Pela ótica de Deslile, a Coreia do Norte é um grande delírio, a materialização da distopia idealizada por George Orwell. No entanto, Deslile em nenhum momento se despe de seu ponto de vista de rapaz ocidental. Tudo é medido pelos valores importantes à ele. Assim, o fato das pessoas não conhecerem Bob Marley na Coreia do Norte torna-se mais um absurdo desconfortável. Ele não se permite tentar entender o que realmente passa pela cabeça dos poucos coreanos com que entra em contato. O idioma e a própria atitude desses coreanos não ajuda muito. (Curiosamente, é justamente o fato do estúdio estatal coreano apresentar mão de obra barata para a produção das sequências de animação que torna a Coreia uma opção atraente para os estúdios ocidentais. Isto é, Delisle critica o regime, mas não vê nenhum problema em se aproveitar da mão de obra fornecida por esse regime...) Guy Delisle, criado numa cultura onde liberdade e democracia são palavras ligadas a valores fundamentais, julga outra cultura de acordo com seu próprio referencial. O que o leitor precisa questionar os quadrinhos que abordam essa temática do “olhar sobre o outro”.

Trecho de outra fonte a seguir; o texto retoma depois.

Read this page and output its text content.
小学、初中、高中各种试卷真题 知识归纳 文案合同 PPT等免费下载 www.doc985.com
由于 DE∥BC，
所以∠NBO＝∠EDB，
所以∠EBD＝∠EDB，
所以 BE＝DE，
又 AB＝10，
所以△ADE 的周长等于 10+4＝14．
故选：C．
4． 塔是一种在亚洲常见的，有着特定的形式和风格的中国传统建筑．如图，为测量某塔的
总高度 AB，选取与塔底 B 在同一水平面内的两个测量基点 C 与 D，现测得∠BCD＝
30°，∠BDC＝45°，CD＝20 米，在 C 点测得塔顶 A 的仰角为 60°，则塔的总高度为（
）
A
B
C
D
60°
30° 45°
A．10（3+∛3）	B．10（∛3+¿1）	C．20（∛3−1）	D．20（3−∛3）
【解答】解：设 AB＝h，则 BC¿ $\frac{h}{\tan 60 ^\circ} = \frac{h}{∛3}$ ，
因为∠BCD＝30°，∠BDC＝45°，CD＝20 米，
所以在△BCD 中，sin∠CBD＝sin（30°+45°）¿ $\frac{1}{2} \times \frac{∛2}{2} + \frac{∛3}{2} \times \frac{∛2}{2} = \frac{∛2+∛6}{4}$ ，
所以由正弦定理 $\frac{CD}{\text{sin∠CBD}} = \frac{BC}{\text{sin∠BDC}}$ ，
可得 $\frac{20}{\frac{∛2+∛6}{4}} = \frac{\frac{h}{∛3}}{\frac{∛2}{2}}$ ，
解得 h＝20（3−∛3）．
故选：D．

A obra é apenas a visão de uma pessoa de fora daquela cultura, e não a expressão fiel da realidade. Sabemos que nesses países questões de opressão e brutalidade são corriqueiros, mas não podemos ter uma visão única de que nós, ocidentais, somos os certos e justos e os outros são coitados vítimas de homens maus. As coisas são bem mais complicadas do que isso. Guy Delisle era estrangeiro que passou um tempo em um país e contou sua experiência. Por outro lado, Marjane Satrapi (Persépolis), nasceu e cresceu dentro do universo de relações que descreveu, e portanto apresentou uma outra perspectiva.

Mas Delisle não tem a pretensão de fazer um relato com o rigor de um historiador ou a criticidade de um jornalista. Ele simplesmente coloca no papel tudo o que acontece no seu dia-dia. Nisto consiste muito do interesse que a sua obra desperta no público e, ao mesmo tempo, uma certa fragilidade e superficialidade que seu estilo de narrativa apresenta. O fato de empresas francesas e canadenses realizarem a produção de animações na China ou Coreia devido aos baixíssimos salários dos artistas, por exemplo, não recebe nenhuma menção de Guy. Mas, não é esse o principal problema do autor. O mais complicado é que Delisle produz um trabalho extremamente auto-referenciado que às vezes se torna repetitivo e enfadonho. Diferente do trabalho de Marjane Satrapi, por exemplo, que apesar de auto-biográfico, consegue manter a densidade de uma grande obra literária. Falta a Guy este olhar mais crítico e atento. Menos preso às aparências e à superfície das coisas.